The wizarding world was so caught up in itself, that no one bothered to check in with the Dursleys afterwards—they were muggles anyways, so who cares? Had anyone the basic decency to do so, they may have notice Petunia purchasing an odd amount of baby food for her own infant son, Dudley, who was nearing the age of two. If someone had asked, Petunia had the ready answer that her son was a growing boy! The boy was rotunda enough for it to be believable. But no one asked.
Over the years, no one questioned how Petunia’s gardens were seemingly tended overnight or how her house was so immaculate even though she seemed to spend more time entertaining gentlemen callers than cleaning.
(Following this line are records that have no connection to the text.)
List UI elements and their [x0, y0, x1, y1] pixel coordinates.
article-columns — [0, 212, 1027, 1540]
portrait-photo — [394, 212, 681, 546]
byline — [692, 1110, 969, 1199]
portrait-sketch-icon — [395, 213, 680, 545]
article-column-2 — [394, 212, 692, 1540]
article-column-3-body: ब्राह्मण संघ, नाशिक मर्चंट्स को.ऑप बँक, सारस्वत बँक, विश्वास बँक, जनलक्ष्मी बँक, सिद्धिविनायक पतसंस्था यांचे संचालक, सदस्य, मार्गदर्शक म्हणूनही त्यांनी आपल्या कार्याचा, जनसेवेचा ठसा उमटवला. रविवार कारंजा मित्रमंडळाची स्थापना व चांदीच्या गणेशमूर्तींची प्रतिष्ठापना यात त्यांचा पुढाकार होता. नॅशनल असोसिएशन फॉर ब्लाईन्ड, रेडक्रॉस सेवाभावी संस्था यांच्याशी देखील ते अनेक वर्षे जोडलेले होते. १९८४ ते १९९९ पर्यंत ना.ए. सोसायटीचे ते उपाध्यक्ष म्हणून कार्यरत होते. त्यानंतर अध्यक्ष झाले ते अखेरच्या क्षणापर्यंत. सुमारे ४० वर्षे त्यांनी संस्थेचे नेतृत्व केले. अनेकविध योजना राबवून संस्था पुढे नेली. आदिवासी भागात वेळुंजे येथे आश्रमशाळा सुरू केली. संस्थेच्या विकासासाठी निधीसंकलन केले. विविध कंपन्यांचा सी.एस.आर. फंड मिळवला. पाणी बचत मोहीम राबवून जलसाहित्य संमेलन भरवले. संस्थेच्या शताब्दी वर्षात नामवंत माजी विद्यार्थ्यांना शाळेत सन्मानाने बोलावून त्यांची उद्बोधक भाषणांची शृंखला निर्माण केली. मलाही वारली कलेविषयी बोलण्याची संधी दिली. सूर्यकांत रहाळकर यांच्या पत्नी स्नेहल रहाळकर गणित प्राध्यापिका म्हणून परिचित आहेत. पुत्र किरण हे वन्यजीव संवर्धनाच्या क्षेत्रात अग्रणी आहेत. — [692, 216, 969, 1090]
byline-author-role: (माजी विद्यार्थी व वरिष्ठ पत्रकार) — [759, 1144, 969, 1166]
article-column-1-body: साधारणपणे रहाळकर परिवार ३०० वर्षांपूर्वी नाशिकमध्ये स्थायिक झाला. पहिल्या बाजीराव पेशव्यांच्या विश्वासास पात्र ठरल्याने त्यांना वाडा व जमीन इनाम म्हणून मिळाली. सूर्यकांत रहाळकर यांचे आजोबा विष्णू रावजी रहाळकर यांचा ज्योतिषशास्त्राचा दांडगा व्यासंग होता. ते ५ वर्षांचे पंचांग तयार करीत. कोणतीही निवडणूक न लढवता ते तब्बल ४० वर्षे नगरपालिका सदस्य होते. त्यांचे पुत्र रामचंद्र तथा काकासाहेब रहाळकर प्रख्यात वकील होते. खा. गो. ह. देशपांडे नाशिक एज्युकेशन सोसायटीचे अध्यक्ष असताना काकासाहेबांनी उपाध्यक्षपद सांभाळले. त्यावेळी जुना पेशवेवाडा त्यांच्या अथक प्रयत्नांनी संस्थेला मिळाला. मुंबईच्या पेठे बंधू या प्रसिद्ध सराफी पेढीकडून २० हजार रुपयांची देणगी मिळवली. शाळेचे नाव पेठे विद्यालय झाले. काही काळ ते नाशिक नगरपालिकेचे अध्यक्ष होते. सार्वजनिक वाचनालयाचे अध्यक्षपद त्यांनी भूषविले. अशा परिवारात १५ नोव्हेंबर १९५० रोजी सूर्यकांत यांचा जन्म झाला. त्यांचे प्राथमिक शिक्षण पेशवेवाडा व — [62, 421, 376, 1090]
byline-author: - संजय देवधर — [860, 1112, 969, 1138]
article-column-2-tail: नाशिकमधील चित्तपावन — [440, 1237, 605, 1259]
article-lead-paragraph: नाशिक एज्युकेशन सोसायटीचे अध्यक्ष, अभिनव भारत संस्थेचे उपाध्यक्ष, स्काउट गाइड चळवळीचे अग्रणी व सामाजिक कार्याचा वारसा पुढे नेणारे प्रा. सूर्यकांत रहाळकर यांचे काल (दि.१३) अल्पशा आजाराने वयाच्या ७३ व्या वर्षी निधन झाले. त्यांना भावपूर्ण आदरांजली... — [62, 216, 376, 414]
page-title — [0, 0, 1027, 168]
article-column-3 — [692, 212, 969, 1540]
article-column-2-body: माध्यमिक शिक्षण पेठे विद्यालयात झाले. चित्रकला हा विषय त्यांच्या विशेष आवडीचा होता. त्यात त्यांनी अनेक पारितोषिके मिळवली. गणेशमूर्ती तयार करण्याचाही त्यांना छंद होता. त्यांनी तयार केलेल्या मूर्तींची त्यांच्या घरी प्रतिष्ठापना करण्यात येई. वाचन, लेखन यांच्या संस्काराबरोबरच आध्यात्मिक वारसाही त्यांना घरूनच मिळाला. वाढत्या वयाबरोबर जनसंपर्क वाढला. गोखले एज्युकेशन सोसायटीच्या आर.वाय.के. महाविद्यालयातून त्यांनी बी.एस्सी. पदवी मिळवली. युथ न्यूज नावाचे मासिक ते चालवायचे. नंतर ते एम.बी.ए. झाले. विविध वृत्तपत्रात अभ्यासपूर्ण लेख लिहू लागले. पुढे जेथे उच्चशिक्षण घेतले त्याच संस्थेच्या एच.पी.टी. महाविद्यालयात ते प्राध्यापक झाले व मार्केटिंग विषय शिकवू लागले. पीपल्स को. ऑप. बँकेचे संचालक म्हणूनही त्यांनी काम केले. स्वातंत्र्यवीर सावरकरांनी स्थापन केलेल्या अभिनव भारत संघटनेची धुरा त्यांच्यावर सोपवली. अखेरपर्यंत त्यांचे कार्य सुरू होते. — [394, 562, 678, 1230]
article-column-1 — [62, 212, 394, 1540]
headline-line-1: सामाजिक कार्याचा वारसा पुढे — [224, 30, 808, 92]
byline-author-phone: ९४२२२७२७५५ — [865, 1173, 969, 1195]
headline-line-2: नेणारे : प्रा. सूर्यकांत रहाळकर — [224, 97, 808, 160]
No one wondered how, four years after that dark day, her cooking was miraculously delicious, instead of the mediocre it had been all her life.
Ah, no. No one questioned. No one wondered. No one saw the little creature that lived in the cupboard under the stairs. There was no record of such a thing. No evidence. It only crept out of its cage to prepare dinner, spent the dark hours cleaning and tending to the Dursleys’ every need, and then prepared breakfast before hobbling back to its dark little space.
This creature had no name. No gender. No identity. No significance. It responded to the harsh rubble of Vernon’s bellow and the high-pitched flutter of Petunia’s screech. It did not understand most words, having been dropped one too many times in infancy and lost most of its hearing, but it knew that when ‘boy’ or ‘freak’ was called, that meant someone was giving it an order. It knew to pay close attention, to watch the blurred gestures being made with its one good, nearsighted eye, the other having been blinded since Before.
Before was the time before it was at the Dursleys. It didn’t really remember much, just blurred faces, soft tones, and a harsh green light. It knew there was a time Before because those memories, vague though they were, were filled with a warm emotion. It didn’t know what that emotion was, that feeling that squeezed at its heart, but it was one that it had never felt at the Dursleys’.
Time was inconsequential to it. It knew that the bright time was of hiding, of sleep, of staying out of sight, and that dark time was of silent work. It knew that it got older, but it didn’t know how old it was. It never went to school like Dudley, never learned to read or write or speak, but it could vaguely understand a clock. It knew that supper was to be served when the little line pointed at the ‘7’ and the long one the ’12,’ but it didn’t know what those symbols actually meant.
Yet, time did pass. Days turned to months, which turned to years. Slowly, it got bigger, longer, but never as big or long or round as Dudley. It was always much smaller than the Dursleys’ son. It was always tiny, its limbs thin and pointy.